Part spiritual cookbook, part diary, and part free-verse poetry, “Be Here Now” introduced Dass’ generation to Eastern mindfulness practices in a plain, straight-forward writing style that resonated with them.

“It’s only when caterpillarness is done that one becomes a butterfly,” Dass writes in “Be Here Now.” “That again is part of this paradox. You cannot rip away caterpillarness. The whole trip occurs in an unfolding process of which we have no control.”

The New York Times said the book, “achieved wide-ranging currency during the cultural revolution of the time.” Tech giant Steve Jobs, Beatle George Harrison, self-help author Wayne Dyer and poet Lawrence Ferlinghetti all credited “Be Here Now” with expanding their spiritual horizons.

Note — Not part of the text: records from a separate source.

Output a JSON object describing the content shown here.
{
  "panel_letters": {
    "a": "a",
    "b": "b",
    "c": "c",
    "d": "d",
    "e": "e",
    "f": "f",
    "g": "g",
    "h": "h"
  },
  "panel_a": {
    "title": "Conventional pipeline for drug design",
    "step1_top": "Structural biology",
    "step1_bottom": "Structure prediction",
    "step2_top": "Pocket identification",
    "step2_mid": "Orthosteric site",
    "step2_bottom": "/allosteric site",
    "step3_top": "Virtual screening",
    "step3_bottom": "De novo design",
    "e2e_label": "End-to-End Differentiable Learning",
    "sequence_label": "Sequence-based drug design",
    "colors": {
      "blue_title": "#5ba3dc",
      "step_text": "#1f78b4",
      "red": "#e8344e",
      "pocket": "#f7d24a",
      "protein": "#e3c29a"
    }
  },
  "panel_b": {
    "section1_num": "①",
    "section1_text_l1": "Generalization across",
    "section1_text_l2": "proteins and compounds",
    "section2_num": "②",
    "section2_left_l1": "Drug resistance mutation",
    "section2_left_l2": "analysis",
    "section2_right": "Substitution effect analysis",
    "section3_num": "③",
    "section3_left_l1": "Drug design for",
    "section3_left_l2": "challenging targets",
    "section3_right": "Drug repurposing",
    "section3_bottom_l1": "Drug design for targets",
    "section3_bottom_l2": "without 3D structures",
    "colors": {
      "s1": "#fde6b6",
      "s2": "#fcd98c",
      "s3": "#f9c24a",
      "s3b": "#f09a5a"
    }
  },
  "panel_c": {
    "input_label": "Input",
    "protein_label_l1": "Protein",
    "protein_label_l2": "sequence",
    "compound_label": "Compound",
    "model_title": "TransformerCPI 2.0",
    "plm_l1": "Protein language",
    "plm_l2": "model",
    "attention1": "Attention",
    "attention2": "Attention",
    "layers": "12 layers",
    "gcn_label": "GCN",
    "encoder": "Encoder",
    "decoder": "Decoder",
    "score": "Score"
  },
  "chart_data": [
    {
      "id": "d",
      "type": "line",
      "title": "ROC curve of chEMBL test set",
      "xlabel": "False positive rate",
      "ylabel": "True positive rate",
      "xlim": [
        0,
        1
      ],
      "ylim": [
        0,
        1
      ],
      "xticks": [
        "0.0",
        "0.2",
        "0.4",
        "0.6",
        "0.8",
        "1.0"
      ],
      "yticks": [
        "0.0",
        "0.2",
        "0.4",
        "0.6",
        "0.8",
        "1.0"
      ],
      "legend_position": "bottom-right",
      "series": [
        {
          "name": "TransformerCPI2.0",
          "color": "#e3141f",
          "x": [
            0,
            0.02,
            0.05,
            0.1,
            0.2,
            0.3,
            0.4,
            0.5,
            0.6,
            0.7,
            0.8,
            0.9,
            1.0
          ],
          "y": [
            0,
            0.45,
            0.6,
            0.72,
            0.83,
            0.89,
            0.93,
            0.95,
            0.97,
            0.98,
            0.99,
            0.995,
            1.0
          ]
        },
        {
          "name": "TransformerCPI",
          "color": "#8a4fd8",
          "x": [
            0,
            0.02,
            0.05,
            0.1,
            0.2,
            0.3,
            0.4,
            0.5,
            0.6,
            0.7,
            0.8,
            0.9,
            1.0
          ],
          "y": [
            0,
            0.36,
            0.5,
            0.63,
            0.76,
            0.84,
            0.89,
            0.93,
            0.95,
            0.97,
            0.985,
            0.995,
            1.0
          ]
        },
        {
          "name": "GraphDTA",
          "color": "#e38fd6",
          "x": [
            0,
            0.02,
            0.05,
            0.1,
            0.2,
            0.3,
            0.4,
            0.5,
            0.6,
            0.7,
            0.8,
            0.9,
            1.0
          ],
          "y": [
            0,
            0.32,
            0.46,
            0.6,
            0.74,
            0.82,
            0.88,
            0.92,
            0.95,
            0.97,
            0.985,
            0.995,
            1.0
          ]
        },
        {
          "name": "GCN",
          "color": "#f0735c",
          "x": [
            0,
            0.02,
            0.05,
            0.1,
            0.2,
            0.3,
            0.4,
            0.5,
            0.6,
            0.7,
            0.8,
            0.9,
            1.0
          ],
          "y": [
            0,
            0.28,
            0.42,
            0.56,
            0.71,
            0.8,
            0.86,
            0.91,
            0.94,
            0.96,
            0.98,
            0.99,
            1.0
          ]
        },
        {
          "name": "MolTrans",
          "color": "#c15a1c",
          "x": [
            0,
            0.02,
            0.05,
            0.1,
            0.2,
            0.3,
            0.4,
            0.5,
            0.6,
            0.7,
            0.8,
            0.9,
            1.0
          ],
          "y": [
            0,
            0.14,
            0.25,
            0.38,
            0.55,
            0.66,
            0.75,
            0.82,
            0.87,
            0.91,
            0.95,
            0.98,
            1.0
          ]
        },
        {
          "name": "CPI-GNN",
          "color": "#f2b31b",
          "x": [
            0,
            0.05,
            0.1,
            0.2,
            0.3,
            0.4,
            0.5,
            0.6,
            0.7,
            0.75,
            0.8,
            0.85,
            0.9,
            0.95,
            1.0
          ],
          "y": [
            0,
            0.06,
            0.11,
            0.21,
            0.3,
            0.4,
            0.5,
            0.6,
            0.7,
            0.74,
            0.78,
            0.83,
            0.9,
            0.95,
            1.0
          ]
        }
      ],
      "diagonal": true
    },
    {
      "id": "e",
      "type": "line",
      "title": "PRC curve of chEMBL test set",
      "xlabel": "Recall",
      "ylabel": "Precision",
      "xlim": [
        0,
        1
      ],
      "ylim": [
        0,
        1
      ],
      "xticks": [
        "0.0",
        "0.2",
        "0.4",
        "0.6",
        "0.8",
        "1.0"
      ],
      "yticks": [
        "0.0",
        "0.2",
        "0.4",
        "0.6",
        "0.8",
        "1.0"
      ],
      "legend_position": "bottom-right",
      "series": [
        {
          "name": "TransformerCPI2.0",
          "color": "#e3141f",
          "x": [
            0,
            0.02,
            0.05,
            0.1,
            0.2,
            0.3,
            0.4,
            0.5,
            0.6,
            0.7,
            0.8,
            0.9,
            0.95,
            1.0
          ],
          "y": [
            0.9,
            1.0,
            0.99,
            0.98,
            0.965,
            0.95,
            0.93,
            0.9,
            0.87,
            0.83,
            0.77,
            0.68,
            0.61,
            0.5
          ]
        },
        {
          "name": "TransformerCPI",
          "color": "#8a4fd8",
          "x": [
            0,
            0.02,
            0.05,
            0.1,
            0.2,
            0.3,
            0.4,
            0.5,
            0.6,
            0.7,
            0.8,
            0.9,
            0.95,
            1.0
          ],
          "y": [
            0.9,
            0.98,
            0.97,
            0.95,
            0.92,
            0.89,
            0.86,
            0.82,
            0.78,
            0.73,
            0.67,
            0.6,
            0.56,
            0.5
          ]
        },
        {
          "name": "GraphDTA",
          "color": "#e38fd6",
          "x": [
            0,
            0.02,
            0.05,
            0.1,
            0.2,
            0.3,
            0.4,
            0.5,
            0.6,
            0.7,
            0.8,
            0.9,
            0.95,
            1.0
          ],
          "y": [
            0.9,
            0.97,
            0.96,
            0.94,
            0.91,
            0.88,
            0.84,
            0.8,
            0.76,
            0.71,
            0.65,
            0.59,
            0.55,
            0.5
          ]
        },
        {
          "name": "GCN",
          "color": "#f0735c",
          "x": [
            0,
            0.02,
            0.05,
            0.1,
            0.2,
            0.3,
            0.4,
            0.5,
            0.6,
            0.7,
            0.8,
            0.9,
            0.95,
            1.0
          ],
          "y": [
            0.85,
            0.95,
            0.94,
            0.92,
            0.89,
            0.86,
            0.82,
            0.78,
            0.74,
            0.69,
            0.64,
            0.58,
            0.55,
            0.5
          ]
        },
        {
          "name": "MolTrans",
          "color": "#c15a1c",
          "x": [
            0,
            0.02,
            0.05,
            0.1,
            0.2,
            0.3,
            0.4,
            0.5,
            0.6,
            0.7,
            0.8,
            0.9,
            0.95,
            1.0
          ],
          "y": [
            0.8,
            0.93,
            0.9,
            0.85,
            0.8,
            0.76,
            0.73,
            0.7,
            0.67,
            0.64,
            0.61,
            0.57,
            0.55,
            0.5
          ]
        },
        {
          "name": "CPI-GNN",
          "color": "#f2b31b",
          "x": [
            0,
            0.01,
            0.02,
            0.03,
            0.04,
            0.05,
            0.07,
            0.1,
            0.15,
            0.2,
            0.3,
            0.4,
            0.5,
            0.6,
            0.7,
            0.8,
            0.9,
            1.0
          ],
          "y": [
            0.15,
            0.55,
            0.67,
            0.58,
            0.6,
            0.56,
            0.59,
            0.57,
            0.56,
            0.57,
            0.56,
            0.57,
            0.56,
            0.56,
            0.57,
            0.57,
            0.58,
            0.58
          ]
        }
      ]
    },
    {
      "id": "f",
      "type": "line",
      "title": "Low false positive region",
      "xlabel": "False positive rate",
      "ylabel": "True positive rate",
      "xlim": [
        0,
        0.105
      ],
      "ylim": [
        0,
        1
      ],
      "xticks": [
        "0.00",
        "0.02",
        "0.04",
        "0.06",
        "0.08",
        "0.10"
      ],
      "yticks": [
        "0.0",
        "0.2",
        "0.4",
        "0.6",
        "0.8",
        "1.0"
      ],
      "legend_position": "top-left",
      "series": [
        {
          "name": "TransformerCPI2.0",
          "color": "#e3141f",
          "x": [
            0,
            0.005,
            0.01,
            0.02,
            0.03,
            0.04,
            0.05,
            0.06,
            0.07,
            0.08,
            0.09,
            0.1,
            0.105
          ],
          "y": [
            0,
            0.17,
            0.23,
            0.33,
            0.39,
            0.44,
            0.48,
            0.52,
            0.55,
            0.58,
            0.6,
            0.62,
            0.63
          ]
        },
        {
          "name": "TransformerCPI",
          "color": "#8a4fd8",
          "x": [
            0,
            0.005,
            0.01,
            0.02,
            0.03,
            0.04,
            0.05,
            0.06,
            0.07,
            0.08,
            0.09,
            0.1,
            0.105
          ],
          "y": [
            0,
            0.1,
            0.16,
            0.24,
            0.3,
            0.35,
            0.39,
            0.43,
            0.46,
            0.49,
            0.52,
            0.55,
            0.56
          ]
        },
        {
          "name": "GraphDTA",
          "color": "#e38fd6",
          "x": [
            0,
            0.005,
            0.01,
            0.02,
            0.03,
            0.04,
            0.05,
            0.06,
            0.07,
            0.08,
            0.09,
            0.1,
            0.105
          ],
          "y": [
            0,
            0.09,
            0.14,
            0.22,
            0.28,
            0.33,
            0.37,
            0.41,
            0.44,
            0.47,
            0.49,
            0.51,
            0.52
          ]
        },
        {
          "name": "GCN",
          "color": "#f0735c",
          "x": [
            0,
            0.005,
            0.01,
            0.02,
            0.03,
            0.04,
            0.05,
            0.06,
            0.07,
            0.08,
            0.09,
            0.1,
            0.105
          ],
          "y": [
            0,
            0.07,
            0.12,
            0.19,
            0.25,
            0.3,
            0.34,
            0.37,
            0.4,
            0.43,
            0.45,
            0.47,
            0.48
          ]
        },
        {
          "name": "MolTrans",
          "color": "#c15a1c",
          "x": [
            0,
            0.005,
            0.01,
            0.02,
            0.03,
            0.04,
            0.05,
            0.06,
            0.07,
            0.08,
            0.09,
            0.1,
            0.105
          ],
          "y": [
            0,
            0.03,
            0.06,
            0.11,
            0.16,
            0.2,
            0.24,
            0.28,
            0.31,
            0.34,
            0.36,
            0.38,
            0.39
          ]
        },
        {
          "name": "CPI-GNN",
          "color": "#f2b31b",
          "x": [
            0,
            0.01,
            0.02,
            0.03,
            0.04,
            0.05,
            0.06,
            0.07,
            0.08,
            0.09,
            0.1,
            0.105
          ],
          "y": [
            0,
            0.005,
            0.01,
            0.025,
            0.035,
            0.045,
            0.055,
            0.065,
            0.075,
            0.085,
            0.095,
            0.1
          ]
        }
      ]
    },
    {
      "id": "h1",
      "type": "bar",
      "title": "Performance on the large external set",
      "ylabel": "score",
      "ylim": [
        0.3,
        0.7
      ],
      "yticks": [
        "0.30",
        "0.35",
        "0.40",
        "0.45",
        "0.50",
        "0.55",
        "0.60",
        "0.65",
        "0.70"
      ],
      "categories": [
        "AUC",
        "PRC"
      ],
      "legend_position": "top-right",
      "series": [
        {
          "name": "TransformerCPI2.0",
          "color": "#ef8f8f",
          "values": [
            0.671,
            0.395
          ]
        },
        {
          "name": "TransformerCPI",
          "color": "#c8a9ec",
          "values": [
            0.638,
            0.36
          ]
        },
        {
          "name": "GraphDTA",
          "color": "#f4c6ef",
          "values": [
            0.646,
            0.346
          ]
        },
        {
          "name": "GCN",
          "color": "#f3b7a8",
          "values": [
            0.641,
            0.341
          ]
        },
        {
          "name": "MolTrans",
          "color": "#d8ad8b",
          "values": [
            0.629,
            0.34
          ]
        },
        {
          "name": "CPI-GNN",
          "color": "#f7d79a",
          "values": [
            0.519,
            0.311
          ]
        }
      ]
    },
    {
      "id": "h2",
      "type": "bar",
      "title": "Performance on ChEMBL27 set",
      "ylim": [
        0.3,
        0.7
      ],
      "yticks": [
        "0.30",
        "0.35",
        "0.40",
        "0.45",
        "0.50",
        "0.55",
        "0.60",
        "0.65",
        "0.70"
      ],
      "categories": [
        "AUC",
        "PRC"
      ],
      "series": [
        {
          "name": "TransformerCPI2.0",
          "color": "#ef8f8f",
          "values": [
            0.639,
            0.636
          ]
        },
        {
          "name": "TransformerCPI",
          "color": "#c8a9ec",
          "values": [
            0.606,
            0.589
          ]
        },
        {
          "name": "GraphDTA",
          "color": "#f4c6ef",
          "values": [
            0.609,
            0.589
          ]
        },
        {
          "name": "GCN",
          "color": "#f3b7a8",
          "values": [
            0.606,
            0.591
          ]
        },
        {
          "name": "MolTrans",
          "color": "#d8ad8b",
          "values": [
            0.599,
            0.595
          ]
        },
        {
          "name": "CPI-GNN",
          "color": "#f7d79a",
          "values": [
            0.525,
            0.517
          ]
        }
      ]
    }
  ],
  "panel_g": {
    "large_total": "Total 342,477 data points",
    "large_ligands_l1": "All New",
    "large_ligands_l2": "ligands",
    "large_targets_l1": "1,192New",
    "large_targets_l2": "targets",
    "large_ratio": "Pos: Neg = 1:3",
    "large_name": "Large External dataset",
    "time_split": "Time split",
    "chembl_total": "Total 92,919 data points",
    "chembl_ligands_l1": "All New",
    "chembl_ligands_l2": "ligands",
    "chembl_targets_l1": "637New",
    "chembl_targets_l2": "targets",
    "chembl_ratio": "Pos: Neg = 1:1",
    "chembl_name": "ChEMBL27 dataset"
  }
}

“A self-described ‘manual for conscious being,’ it is charged with antic energy,” filmmaker Michael Almereyda said of the book in 2002. “It opens out, in its exuberant middle stretch, into a kind of cosmic comic strip, pages printed on brown paper with prototypically ‘psychedelic’ line drawings blossoming around blocks of text set ALL IN CAPS and running up the pages at right angles, requiring the reader to turn the book on its side.”

He authored or co-authored 15 books, but none achieved the spread or impact of “Be Here Now,” which has remained in print since its publication and has reached more than two million copies in print.

In the 1970s, Dass turned to other spiritually driven projects, including the Prison Ashram Project, which brought Eastern religion and philosophy to the incarcerated, and the Seva Foundation, an international health organization.

As Dass aged, he became more focused on conscious aging and dying, teaching workshops, retreats and working with different foundations to banish the fear of death. In 1992, after an invitation to address Jewish spirituality, he came back into conversation with the Judaism of his youth.

“I have always said that often the religion you were born with becomes more important to you as you see the universality of truth,” Dass told Religion News Service in 1992. “The one you start with is often the one you come back to, once you learn to go beyond the negative experiences you have as a child.”

In 1997, Dass suffered a near-fatal stroke that left him paralyzed on one side and suffering from “expressive aphasia” — the inability to produce language easily.


Dass turned the stroke and his partial recovery into his 2000 book, “Still Here: Embracing Aging, Changing and Dying.” 

“It’s all grace,” he told the Huffington Post in 2013. “The stroke graced my spiritual work because it took me inside.”

After the publication of “Still Here,” Dass relocated from Marin County, California, to Hawaii. After a severe infection following a 2004 trip to India, he announced he would no longer travel.

Instead, he arranged to teach visitors to a guest house located on his rented property, just off the road to Hana on Maui’s north shore. There, guests would meditate, cook and eat together with Dass and swim with him in the ocean.

In 2013, writer Andréa R. Vaucher traveled to Maui for one of Dass’ retreats and wrote about it for Tricycle magazine. She described Dass, then 82, as “a beacon for the aging baby boomer population, one step ahead on the journey toward physical decline and eventual death.”

In his ninth decade, Vaucher reported that Dass said of death, “The medical establishment does everything it can to keep someone alive. This culture says, ‘Don’t go, don’t go,’ and priests or rabbis say, ‘It’s okay to go.’ You need to stay in the middle. Don’t let your model of death interfere.”